De dentadura a criptomoedas, compra de votos se moderniza e reinventa
Desde a oferta de favores, doações financeiras, até a realização de pagamento com materiais de construção, a prática vem sendo requintada

A aquisição ilícita de sufrágio, popularmente conhecida como compra de votos, ainda é um dos calos em nossa democracia. Desde a oferta de favores, doações financeiras, até a realização de pagamento com materiais de construção, a prática vem sendo requintada. Atualmente, até a utilização de criptomoedas já tem sido utilizada para a prática do crime eleitoral.

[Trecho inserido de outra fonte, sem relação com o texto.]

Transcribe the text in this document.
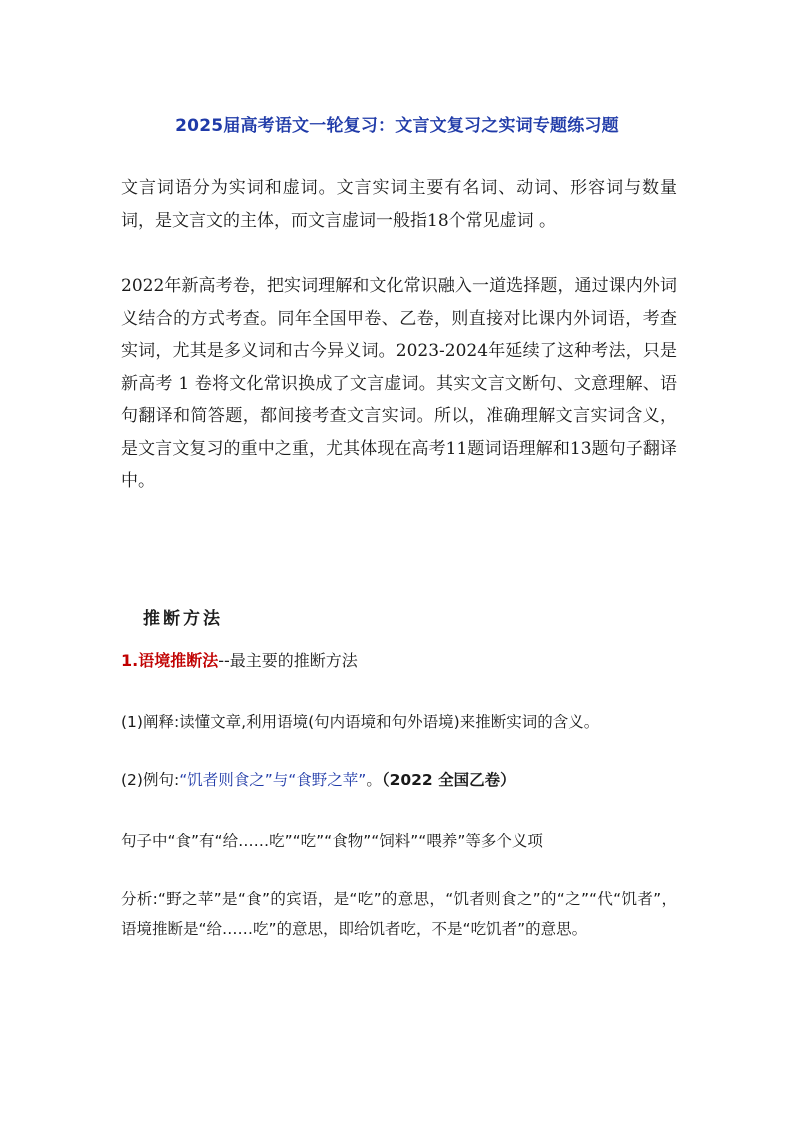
2025届高考语文一轮复习：文言文复习之实词专题练习题

文言词语分为实词和虚词。文言实词主要有名词、动词、形容词与数量词，是文言文的主体，而文言虚词一般指18个常见虚词 。

2022年新高考卷，把实词理解和文化常识融入一道选择题，通过课内外词义结合的方式考查。同年全国甲卷、乙卷，则直接对比课内外词语，考查实词，尤其是多义词和古今异义词。2023-2024年延续了这种考法，只是新高考 1 卷将文化常识换成了文言虚词。其实文言文断句、文意理解、语句翻译和简答题，都间接考查文言实词。所以，准确理解文言实词含义，是文言文复习的重中之重，尤其体现在高考11题词语理解和13题句子翻译中。

推断方法

1.语境推断法--最主要的推断方法

(1)阐释:读懂文章,利用语境(句内语境和句外语境)来推断实词的含义。

(2)例句:“饥者则食之”与“食野之苹”。（2022 全国乙卷）

句子中“食”有“给……吃”“吃”“食物”“饲料”“喂养”等多个义项

分析:“野之苹”是“食”的宾语，是“吃”的意思，“饥者则食之”的“之”“代“饥者”，语境推断是“给……吃”的意思，即给饥者吃，不是“吃饥者”的意思。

Como exemplo da modernização do ato, segundo portaria do Ministério Público Eleitoral da Bahia, a instauração de um procedimento preparatório eleitoral irá apurar a ação de um candidato que estaria “induzindo as pessoas a votarem nele em troca de ativação na impacktmaket, aplicativo que dá dinheiro diariamente”. De acordo com o MPE, “os fatos relatados podem configurar abuso de poder econômico e ensejar a inelegibilidade, além da cassação do registro ou diploma do candidato”.
Advogado eleitoralista, Jarbas Magalhães revelou ao Bahia Notícias que as repercussões sobre o crime podem ir além. “A lei eleitoral, a lei das eleições, tem um artigo que trata da captação ilícita de sufrágio, que é quando o candidato oferece ao eleitor ou promete alguma benesse em troca de votos. Vem há muito tempo no Brasil, infelizmente, óculos, dentadura, cirurgia, qualquer benefício para o eleitor em troca do voto. Essa mercancia tem que ter o voto como objetivo”, indicou.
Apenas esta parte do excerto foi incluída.